L’ultima visita papale in Australia risale infatti al luglio 2008, quando Papa Benedetto XVI arrivò a Sydney per la Giornata Mondiale della Gioventù.

Il Congresso Eucaristico torna a Sydney

L’International Eucharistic Congress è uno dei grandi appuntamenti della Chiesa cattolica mondiale.

Riunisce clero, religiosi e fedeli laici attorno alla celebrazione dell’Eucaristia e alla testimonianza pubblica della fede cattolica.

L’Australia ha già ospitato il Congresso in due occasioni.

Sydney accolse la 29ª edizione nel 1928, la prima celebrata nell’emisfero australe. L’evento si concluse con una grande processione che portò oltre 500.000 persone nelle strade della città fino alla St Mary’s Cathedral.

Nel 1973 fu invece Melbourne a ospitare la 40ª edizione.

Il ritorno del Congresso a Sydney nel 2028 avrebbe quindi anche un forte valore storico, esattamente cento anni dopo il primo appuntamento nella città.

Una possibile visita con grande impatto nazionale

Una visita di Papa Leone XIV avrebbe inevitabilmente una dimensione che andrebbe oltre l’evento religioso.

Richiederebbe una complessa organizzazione tra governo federale, New South Wales, autorità locali, Chiesa cattolica, forze di sicurezza e diplomazia vaticana.

Trasporti, sicurezza, eventi pubblici, incontri istituzionali e spostamenti del Pontefice dovranno essere definiti soltanto dopo l’eventuale conferma formale del viaggio.

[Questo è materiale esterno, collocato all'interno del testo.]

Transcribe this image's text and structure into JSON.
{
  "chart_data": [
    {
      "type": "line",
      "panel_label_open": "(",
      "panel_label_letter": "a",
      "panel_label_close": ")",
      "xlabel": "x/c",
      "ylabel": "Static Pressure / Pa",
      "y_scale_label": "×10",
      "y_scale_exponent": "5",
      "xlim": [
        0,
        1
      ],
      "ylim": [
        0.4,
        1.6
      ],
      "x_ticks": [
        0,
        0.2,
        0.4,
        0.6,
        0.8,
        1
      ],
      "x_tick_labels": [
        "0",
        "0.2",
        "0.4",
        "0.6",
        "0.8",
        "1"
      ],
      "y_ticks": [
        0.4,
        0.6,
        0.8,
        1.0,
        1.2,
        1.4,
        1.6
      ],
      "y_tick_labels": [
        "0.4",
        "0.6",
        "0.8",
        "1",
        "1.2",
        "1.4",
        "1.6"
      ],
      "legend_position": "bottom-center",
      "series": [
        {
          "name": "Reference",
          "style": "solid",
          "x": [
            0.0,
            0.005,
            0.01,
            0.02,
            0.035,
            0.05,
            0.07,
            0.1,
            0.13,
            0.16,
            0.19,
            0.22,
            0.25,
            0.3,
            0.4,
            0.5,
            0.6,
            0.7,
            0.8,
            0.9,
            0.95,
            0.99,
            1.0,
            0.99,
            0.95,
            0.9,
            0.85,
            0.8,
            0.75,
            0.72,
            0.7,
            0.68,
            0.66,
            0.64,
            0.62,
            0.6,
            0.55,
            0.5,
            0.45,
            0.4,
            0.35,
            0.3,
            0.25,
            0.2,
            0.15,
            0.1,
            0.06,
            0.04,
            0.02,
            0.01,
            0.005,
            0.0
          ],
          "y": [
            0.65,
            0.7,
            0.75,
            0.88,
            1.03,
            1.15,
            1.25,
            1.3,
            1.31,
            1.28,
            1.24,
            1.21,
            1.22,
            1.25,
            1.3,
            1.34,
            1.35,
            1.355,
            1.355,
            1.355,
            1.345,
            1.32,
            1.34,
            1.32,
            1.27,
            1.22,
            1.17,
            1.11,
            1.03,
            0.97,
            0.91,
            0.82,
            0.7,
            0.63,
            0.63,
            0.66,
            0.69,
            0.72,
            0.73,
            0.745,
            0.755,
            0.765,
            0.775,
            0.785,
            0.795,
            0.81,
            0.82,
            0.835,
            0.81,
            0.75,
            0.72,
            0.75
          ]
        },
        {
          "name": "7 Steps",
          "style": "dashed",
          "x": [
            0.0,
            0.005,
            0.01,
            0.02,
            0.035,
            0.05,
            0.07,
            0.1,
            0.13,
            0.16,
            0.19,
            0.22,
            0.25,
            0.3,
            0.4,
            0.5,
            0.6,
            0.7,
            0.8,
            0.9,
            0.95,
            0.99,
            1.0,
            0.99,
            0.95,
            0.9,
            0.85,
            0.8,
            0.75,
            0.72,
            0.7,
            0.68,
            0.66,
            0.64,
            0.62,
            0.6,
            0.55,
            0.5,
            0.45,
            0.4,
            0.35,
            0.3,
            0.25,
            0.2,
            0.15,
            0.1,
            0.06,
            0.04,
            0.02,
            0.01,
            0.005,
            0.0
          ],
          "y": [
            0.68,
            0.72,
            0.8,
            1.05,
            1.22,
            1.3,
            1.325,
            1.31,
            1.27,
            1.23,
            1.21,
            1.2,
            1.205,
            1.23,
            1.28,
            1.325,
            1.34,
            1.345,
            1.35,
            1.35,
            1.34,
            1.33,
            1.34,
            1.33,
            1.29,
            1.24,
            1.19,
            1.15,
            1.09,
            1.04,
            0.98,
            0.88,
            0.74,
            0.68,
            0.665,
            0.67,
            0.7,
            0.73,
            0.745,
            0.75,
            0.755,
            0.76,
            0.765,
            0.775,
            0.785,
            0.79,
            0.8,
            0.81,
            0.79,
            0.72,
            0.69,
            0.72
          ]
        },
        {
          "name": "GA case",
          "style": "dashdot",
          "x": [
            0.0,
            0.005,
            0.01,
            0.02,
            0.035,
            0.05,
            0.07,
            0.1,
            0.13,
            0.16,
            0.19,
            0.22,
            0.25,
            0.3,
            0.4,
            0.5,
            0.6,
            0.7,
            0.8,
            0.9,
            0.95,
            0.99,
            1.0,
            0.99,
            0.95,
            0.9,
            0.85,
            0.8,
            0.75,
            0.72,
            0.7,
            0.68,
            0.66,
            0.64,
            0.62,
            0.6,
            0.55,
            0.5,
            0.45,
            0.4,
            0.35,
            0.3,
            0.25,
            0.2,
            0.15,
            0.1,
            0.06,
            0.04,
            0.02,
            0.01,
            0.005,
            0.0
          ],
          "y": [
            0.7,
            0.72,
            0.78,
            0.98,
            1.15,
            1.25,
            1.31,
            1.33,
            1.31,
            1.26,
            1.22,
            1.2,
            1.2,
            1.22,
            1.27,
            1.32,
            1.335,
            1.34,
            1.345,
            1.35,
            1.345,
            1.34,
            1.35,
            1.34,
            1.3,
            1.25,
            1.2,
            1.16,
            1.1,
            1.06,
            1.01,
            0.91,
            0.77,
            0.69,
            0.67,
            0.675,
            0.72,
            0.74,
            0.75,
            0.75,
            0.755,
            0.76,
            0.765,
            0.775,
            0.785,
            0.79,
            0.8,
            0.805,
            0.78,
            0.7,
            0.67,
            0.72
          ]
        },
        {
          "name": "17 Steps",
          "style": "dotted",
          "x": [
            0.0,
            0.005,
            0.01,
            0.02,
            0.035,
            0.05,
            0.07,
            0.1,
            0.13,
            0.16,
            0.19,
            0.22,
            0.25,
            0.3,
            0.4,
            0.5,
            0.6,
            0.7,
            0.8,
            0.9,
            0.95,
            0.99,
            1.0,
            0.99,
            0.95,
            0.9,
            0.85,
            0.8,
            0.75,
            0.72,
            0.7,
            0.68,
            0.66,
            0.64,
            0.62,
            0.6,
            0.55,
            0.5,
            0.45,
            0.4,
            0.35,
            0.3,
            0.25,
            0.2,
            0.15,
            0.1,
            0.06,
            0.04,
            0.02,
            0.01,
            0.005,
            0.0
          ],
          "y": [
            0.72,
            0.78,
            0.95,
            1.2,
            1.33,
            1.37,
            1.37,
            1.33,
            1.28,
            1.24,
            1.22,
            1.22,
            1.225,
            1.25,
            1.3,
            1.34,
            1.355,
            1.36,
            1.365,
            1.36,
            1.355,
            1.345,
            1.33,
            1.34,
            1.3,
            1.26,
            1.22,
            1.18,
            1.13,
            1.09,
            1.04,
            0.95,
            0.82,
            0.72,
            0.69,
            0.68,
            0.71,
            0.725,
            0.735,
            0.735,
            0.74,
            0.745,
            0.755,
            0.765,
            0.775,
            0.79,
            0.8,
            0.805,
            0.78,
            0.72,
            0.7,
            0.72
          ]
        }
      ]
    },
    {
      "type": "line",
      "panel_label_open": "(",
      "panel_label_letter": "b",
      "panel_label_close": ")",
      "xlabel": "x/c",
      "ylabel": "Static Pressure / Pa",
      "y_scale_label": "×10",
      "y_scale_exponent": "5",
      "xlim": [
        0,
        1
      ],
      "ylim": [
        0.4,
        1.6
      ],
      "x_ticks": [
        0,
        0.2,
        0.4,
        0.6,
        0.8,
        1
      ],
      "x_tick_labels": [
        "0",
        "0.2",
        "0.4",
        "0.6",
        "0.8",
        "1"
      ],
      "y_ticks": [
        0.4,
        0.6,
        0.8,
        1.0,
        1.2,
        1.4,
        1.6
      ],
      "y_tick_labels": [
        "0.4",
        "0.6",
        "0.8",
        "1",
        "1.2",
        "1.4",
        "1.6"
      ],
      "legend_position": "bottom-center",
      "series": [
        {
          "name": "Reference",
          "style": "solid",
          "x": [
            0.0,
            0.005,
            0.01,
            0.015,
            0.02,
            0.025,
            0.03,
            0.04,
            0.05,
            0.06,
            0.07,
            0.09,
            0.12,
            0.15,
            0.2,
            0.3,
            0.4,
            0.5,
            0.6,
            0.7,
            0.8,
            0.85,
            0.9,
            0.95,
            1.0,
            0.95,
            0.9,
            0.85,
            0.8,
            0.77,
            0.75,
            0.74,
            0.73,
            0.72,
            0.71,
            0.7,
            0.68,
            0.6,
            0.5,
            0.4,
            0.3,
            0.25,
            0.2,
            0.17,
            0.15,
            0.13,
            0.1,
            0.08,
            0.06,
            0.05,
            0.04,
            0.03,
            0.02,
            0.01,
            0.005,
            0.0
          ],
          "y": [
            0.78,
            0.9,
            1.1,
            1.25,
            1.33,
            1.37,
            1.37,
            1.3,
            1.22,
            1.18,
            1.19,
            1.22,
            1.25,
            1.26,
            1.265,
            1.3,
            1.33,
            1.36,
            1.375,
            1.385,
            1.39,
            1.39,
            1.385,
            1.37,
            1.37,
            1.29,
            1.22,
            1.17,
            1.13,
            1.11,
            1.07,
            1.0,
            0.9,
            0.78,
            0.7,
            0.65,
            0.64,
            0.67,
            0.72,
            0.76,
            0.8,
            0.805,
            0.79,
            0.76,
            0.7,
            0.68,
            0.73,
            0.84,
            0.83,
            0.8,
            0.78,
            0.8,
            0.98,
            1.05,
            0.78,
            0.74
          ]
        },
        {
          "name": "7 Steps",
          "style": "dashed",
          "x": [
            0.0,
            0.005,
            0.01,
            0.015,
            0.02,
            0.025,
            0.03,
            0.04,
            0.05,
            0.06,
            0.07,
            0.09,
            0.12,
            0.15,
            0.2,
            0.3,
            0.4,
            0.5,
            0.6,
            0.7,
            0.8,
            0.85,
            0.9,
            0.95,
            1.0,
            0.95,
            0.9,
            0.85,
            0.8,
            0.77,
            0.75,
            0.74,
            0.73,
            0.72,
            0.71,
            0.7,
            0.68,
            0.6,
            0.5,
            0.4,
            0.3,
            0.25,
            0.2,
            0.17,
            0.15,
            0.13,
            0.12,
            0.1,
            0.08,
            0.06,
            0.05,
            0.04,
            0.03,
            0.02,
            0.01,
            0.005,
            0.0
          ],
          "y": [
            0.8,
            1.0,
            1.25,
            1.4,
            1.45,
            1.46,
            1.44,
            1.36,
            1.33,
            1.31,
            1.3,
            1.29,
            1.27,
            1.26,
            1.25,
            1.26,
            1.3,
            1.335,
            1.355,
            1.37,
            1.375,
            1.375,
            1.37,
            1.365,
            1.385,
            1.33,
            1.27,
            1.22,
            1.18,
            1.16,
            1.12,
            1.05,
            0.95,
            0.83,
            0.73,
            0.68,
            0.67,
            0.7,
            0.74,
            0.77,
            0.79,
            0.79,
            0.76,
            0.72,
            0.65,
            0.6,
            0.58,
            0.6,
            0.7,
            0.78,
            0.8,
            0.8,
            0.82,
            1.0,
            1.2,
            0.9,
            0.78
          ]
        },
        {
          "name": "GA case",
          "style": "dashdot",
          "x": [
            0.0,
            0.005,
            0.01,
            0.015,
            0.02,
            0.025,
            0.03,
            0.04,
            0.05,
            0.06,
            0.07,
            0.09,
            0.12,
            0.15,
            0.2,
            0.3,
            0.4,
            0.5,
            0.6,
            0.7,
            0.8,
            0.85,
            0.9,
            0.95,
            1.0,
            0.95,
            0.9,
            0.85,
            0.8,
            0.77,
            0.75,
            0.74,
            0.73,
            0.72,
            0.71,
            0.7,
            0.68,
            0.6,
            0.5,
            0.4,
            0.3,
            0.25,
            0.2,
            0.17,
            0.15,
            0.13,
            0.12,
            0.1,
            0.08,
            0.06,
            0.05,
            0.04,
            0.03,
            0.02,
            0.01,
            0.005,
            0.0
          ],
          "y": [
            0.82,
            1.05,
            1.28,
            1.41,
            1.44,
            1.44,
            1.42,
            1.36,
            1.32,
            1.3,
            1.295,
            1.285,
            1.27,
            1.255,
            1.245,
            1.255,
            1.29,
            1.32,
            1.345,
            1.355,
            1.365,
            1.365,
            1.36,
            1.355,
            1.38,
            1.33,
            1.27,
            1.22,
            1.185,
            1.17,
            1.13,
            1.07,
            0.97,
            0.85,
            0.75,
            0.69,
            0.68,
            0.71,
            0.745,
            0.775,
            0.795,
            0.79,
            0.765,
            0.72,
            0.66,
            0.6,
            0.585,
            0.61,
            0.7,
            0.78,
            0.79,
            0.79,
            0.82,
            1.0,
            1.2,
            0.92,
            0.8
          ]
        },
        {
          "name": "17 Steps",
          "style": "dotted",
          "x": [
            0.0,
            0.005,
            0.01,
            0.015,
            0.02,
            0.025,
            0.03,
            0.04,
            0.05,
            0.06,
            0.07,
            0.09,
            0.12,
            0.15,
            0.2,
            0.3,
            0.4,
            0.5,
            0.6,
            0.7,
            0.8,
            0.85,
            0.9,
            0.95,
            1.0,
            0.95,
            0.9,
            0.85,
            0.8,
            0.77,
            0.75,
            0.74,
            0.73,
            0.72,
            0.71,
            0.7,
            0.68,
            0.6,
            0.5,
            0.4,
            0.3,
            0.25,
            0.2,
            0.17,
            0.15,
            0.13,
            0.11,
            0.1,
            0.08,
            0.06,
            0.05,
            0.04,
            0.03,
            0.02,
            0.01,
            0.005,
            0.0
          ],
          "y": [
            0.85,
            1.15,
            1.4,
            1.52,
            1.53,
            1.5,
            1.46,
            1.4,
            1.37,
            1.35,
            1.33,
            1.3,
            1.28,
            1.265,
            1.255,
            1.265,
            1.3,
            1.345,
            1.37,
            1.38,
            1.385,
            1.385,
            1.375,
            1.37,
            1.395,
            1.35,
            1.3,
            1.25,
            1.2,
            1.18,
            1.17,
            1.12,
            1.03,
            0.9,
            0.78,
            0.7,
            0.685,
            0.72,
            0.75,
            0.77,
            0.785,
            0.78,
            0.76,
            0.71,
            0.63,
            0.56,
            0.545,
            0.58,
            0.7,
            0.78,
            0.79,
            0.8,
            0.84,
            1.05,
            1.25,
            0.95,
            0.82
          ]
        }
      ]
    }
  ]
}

Per questo Pitt ha sottolineato che resta ancora molto lavoro dietro le quinte.

Il ruolo dell’ambasciatore presso la Santa Sede

Keith Pitt, ex ministro federale e già deputato del National Party per Hinkler, nel Queensland, è stato nominato ambasciatore presso la Santa Sede nel febbraio 2025.

Il suo insediamento fu condizionato dalla malattia e successivamente dalla morte di Papa Francesco.

Pitt ha poi presentato le proprie credenziali a Papa Leone XIV nel giugno 2025.

Intervenendo al seminario romano, l’ambasciatore ha anche sottolineato come il ruolo della Chiesa cattolica vada oltre la dimensione strettamente religiosa, richiamandone la presenza nel sociale, nell’educazione, nell’assistenza e nelle relazioni internazionali.

Il confronto con i giornalisti internazionali

Pitt è intervenuto davanti a circa 30 giornalisti provenienti da 18 Paesi, riuniti per il seminario “Church Up Close – Covering Catholicism in the Age of Leo XIV”, organizzato presso la Pontificia Università della Santa Croce.

L’incontro ha offerto l’occasione per fare il punto sui rapporti tra Australia e Santa Sede e, soprattutto, sulla possibilità della visita papale del 2028.

Ora serve la conferma ufficiale

Il passaggio decisivo sarà naturalmente la conferma da parte del Vaticano.

L’invito esiste, i preparativi diplomatici sono in corso e Sydney dispone già di una forte esperienza nell’organizzazione di grandi eventi cattolici.

Ma il calendario definitivo e l’eventuale programma della visita restano da stabilire.

Se Papa Leone XIV accetterà l’invito, Sydney tornerebbe ad accogliere un Pontefice vent’anni dopo Benedetto XVI e lo farebbe in occasione di un Congresso Eucaristico che, nel 2028, celebrerà anche il centenario della storica edizione del 1928.